Звенело горлышко бутылки о стекло стакана, жук гудел («вай-вай, что за погода! Бэшэный ишак – погода!»). Бахвалился, превозносил свою, им самим, оказывается, составленную микстуру. Уверял Прекрасную Елену, что —

– Дэнь-два – и марыупольская публыка снова увидит нашего замэчатэльного и нэпревзойденного…

– Черта с два, – покряхтел Дуров. – Кхе-кхе!

Лекарь – жуковатую голову набочок – этак вежливенько:

– Как-с?

– А вот так-с, – сонно отозвался Дуров. – Кворакс. Бре-кекекс.

– Тсс-с… – многозначительно воздел палец составитель микстур. – Он сыпит, мадам… Нэ будем его бэспокоить.

Прикончив остатки рома, удалился на цыпочках, стараясь грузной походкой своей не потревожить якобы уснувшего больного. Но, уже берясь за ручку двери, обернулся к Елене и гулким шепотом повторил:

– Нэ-вэ-ро-ят-на!

Но больной, во-первых, и не думал спать; во-вторых, сапоги  г е р р а  доктора не скрипели – рычали, и не то что живого человека разбудить, а и покойника, пожалуй, могли бы поднять из могилы. И наконец главное: чертовски понравилась сама игра – нелепые реплики из-под одеяла, ошалелое «как-с?» и далее – перст, воздетый многозначительно, – тише, мол, тише, господа, тут ни больше ни меньше, как воскресение из мертвых происходит…

Кхе-кхе.

Нечто вроде этакой шутки Рыжего, дурацкая сценка для заполнения времени между двумя большими номерами программы. Хаханьки да хиханьки, почтеннейшая публика, а номера-то, знаете ли, действительно… если можно так выразиться – гвоздевые.

Да, вот именно: заканчивается жизнь и – как кто-то из великолепных русских писателей сказал – начинается  ж и т и е.

Жизнь, в которой еще так недавно существовал великий артист, смельчак, всему миру известный острослов.
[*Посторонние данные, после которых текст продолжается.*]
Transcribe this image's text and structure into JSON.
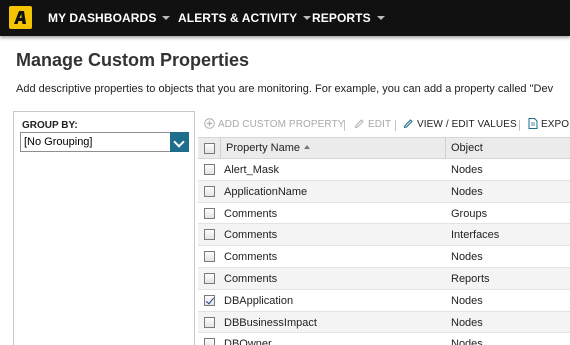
{
  "nav": {
    "items": [
      {
        "label": "MY DASHBOARDS"
      },
      {
        "label": "ALERTS & ACTIVITY"
      },
      {
        "label": "REPORTS"
      }
    ]
  },
  "page": {
    "title": "Manage Custom Properties",
    "description": "Add descriptive properties to objects that you are monitoring. For example, you can add a property called \"Dev"
  },
  "sidebar": {
    "group_label": "GROUP BY:",
    "group_value": "[No Grouping]"
  },
  "toolbar": {
    "add": "ADD CUSTOM PROPERTY",
    "edit": "EDIT",
    "view_edit": "VIEW / EDIT VALUES",
    "export": "EXPO"
  },
  "grid": {
    "columns": [
      "Property Name",
      "Object"
    ],
    "sort": "ascending",
    "rows": [
      {
        "name": "Alert_Mask",
        "object": "Nodes",
        "checked": false
      },
      {
        "name": "ApplicationName",
        "object": "Nodes",
        "checked": false
      },
      {
        "name": "Comments",
        "object": "Groups",
        "checked": false
      },
      {
        "name": "Comments",
        "object": "Interfaces",
        "checked": false
      },
      {
        "name": "Comments",
        "object": "Nodes",
        "checked": false
      },
      {
        "name": "Comments",
        "object": "Reports",
        "checked": false
      },
      {
        "name": "DBApplication",
        "object": "Nodes",
        "checked": true
      },
      {
        "name": "DBBusinessImpact",
        "object": "Nodes",
        "checked": false
      },
      {
        "name": "DBOwner",
        "object": "Nodes",
        "checked": false
      }
    ]
  },
  "colors": {
    "topbar": "#111111",
    "logo": "#f5c400",
    "select_button": "#1f6d8c"
  }
}
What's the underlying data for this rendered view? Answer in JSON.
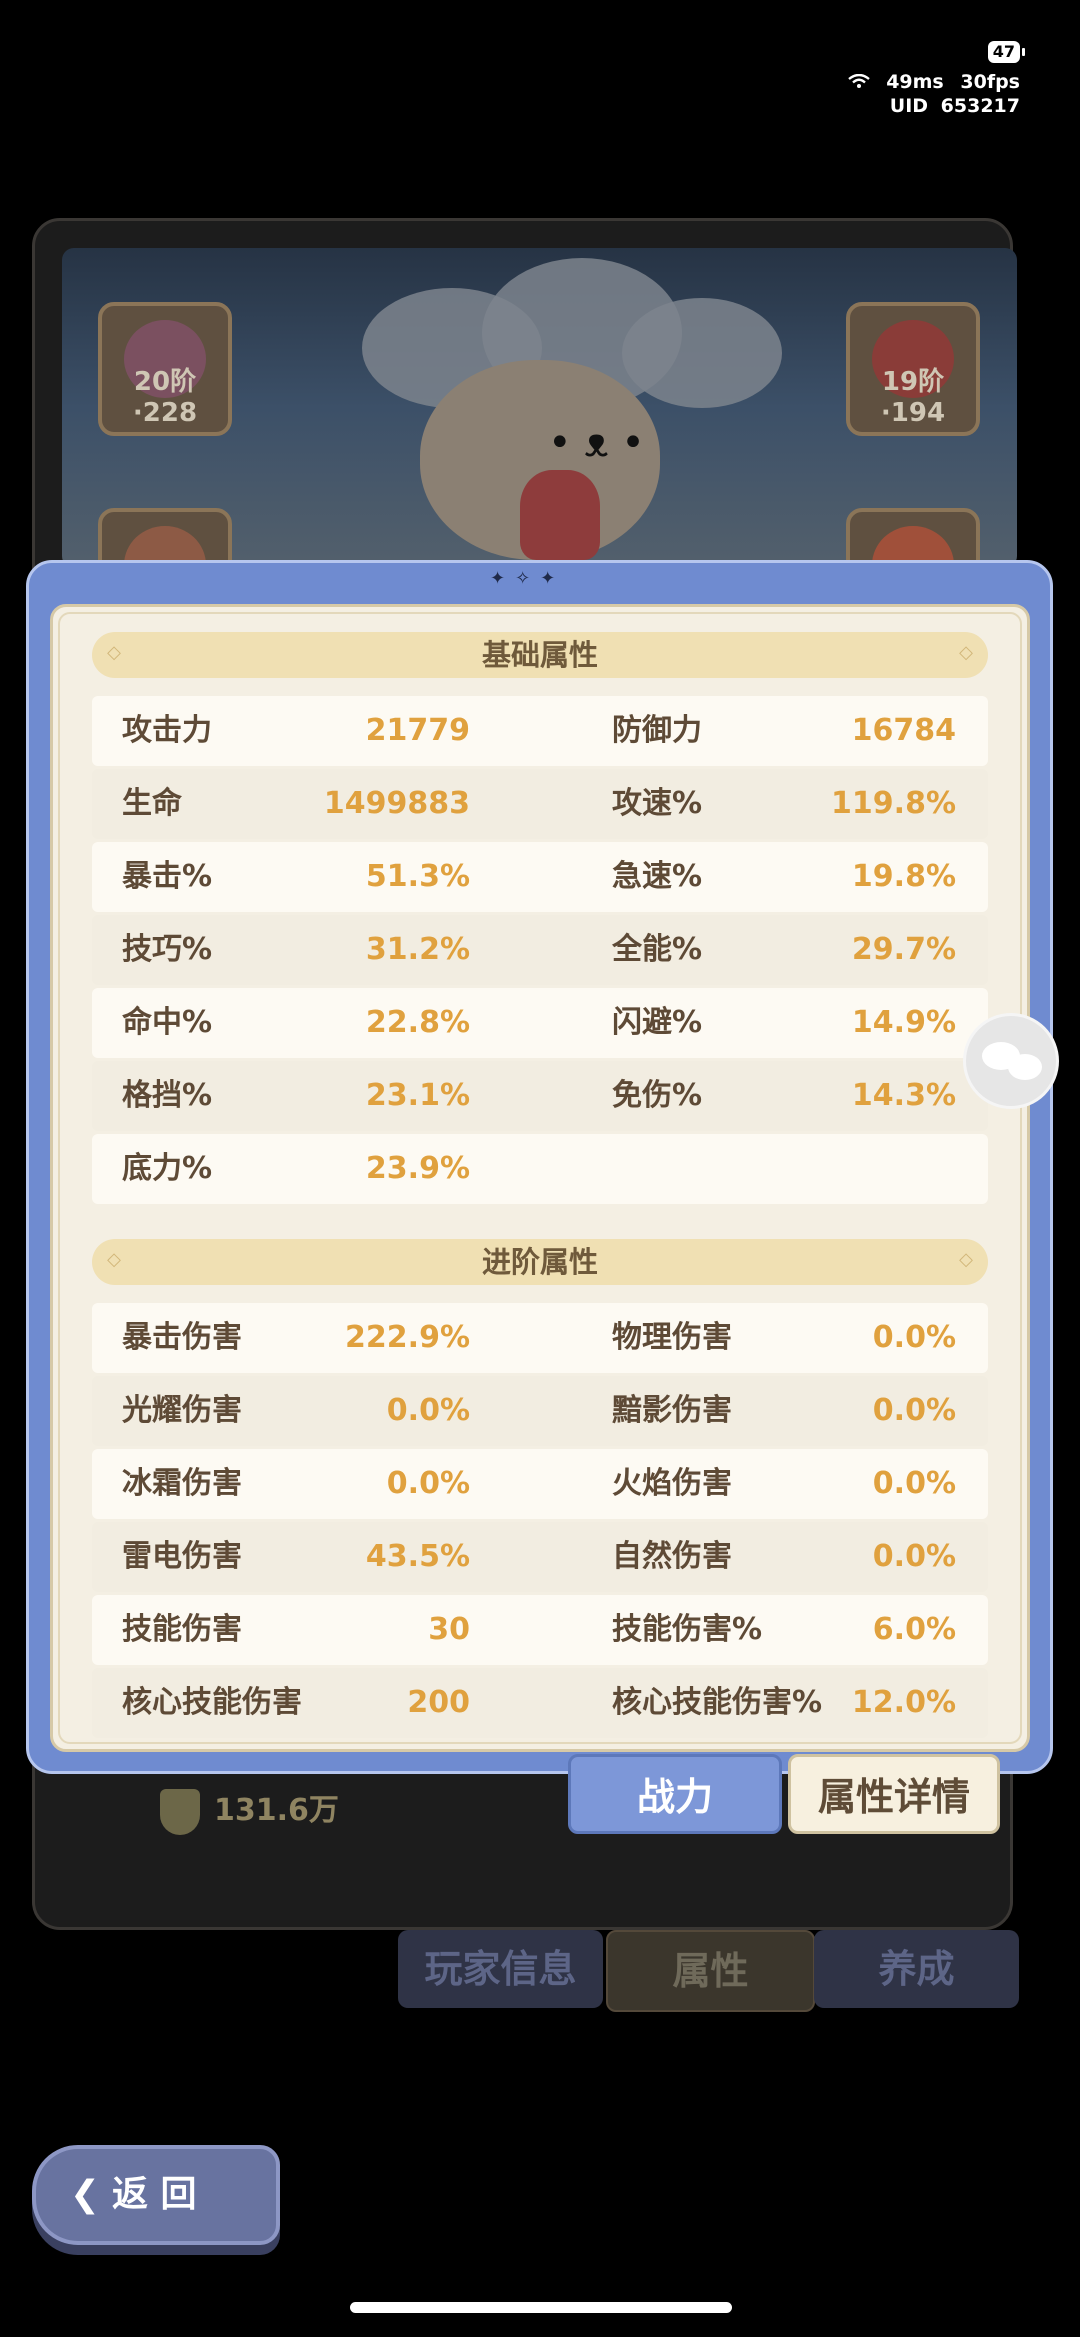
{
  "status": {
    "battery": "47",
    "ping": "49ms",
    "fps": "30fps",
    "uid_label": "UID",
    "uid": "653217"
  },
  "gear": {
    "left_top_level": "20阶·228",
    "right_top_level": "19阶·194"
  },
  "modal": {
    "basic_title": "基础属性",
    "basic_rows": [
      {
        "l1": "攻击力",
        "v1": "21779",
        "l2": "防御力",
        "v2": "16784"
      },
      {
        "l1": "生命",
        "v1": "1499883",
        "l2": "攻速%",
        "v2": "119.8%"
      },
      {
        "l1": "暴击%",
        "v1": "51.3%",
        "l2": "急速%",
        "v2": "19.8%"
      },
      {
        "l1": "技巧%",
        "v1": "31.2%",
        "l2": "全能%",
        "v2": "29.7%"
      },
      {
        "l1": "命中%",
        "v1": "22.8%",
        "l2": "闪避%",
        "v2": "14.9%"
      },
      {
        "l1": "格挡%",
        "v1": "23.1%",
        "l2": "免伤%",
        "v2": "14.3%"
      },
      {
        "l1": "底力%",
        "v1": "23.9%",
        "l2": "",
        "v2": ""
      }
    ],
    "advanced_title": "进阶属性",
    "advanced_rows": [
      {
        "l1": "暴击伤害",
        "v1": "222.9%",
        "l2": "物理伤害",
        "v2": "0.0%"
      },
      {
        "l1": "光耀伤害",
        "v1": "0.0%",
        "l2": "黯影伤害",
        "v2": "0.0%"
      },
      {
        "l1": "冰霜伤害",
        "v1": "0.0%",
        "l2": "火焰伤害",
        "v2": "0.0%"
      },
      {
        "l1": "雷电伤害",
        "v1": "43.5%",
        "l2": "自然伤害",
        "v2": "0.0%"
      },
      {
        "l1": "技能伤害",
        "v1": "30",
        "l2": "技能伤害%",
        "v2": "6.0%"
      },
      {
        "l1": "核心技能伤害",
        "v1": "200",
        "l2": "核心技能伤害%",
        "v2": "12.0%"
      }
    ],
    "btn_power": "战力",
    "btn_detail": "属性详情"
  },
  "power_value": "131.6万",
  "tabs": {
    "player_info": "玩家信息",
    "attributes": "属性",
    "nurture": "养成"
  },
  "back_label": "返 回"
}
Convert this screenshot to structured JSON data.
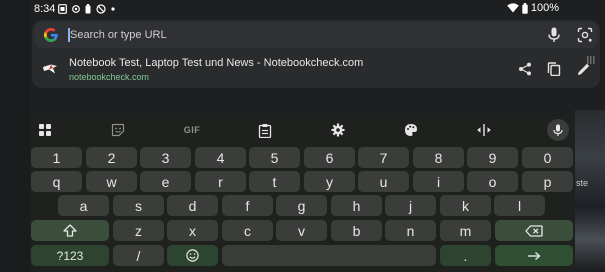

И житие – вечная о нем, то есть, память, где к знаменитому имени обязательно будут добавлять: покойный, в бозе почивший, царство ему небесное и прочее, и все, разумеется, в прошедшем времени и с омерзительно постными физиономиями при сем, и занудливыми голосами, в которых – лживая скорбь, а то так и затаенное злорадство или даже ничем не прикрытое, откровенное торжество.

Боже ты мой, какие мрачные мысли!

Странно, странно. Тем более, что хрипы утихли совершенно и кашель не бьет так ужасно, так мучительно, как прошлой ночью. И как-то, словно сговорясь между собою (и лекарь в том числе, да что там – лекарь, и он сам!), все решительно вдруг сошлись на том, что страшная болезнь миновала, что наступило выздоровление…

Тут опять, как вчера, бестелесной тенью, подобно трюку, именуемому в синема  н а п л ы в о м,  появился и тотчас растаял папочка, не преминув, однако, легким дыханьем повеять насмешливо: «Иш-шь ты, ш-шус-с-стрые какие!»

При этих-то именно папочкиных словах, раза два подозрительно мигнув, погасла ничтожная лампочка.

И воцарилась темнота.

Она, против ожидания, оказалась удивительно кстати. Придав мыслям стройность, успокоила, вразумила, помогла выделить главное, существенное. Деликатно отстранив второстепенное, не зачеркнула в то же время, не затушевала его совершенно, но, как и главное, лишь упорядочила, расставила мелкие частности по местам, создав таким образом удобство для мысленного обозрения всей жизни вообще и – что, пожалуй, самое значительное – ее наступающего конца.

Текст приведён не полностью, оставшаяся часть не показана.